Australien: Wirtschaftseliten halten Druck auf Premierminister aufrecht

Vor weniger als einer Woche hatten die australischen Medien die Entscheidung von Premierminister Malcolm Turnbull, die Bedingungen für eine „doppelte Auflösung“ des Repräsentantenhauses und des Senats zu schaffen, als grandiosen Einfall gefeiert, der Neuwahlen ermöglichen sollte. Doch bereits jetzt macht sich der wirtschaftliche Druck, der zu dieser Entscheidung geführt hat, schon wieder bemerkbar.

Turnbull hatte die Vertagung des Parlaments und die Einberufung einer dreiwöchigen Sondersitzung ab dem 18. April organisiert.

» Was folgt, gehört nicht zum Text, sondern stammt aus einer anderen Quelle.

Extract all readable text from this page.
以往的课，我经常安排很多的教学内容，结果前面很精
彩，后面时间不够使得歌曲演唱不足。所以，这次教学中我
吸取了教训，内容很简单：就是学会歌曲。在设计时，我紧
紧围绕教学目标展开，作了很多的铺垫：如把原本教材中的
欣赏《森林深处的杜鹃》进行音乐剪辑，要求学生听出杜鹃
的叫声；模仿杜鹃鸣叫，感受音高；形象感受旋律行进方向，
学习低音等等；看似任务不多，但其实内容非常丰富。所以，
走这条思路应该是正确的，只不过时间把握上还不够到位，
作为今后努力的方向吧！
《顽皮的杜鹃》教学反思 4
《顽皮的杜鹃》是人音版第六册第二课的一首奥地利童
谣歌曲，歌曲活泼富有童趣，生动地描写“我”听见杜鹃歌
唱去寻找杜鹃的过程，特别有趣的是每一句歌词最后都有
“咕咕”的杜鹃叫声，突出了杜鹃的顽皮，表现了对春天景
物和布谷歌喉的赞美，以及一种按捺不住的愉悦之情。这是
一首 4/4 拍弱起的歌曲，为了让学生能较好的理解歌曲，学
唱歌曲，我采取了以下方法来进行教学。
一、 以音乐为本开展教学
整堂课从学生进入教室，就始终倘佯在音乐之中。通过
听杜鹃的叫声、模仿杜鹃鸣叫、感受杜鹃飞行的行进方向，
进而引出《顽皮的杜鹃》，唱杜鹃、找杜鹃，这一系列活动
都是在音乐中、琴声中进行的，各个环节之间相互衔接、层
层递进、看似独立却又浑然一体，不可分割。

Anlass waren die zunehmenden Vorwürfe aus Wirtschafts- und Finanzkreisen, seine Regierung habe noch nicht wirklich begonnen, ihre Forderungen nach Ausgabenkürzungen und Sparmaßnahmen umzusetzen.

Nach dieser Entscheidung betonte der Premier in einem wichtigen Interview in der ABC-Sendung „7.30 Report“: „Die wichtigste Aufgabe es ist, den Übergang von einer Wirtschaft, die von einem Bergbauboom angetrieben war, zu einer neuen und vielseitigeren Wirtschaft weiterhin erfolgreich zu organisieren.“

Australien hat in den letzten fünfundzwanzig Jahren praktisch als einzige unter den großen Volkswirtschaften keine Rezession verzeichnet. Obwohl ihr Finanzsystem von der globalen Finanzkrise 2008 stark erschüttert wurde und die Banken ihre internationalen Verbindlichkeiten nur durch Garantien der Labor-Regierung unter Rudd abwälzen konnten, verzeichnete sie kein Negativwachstum.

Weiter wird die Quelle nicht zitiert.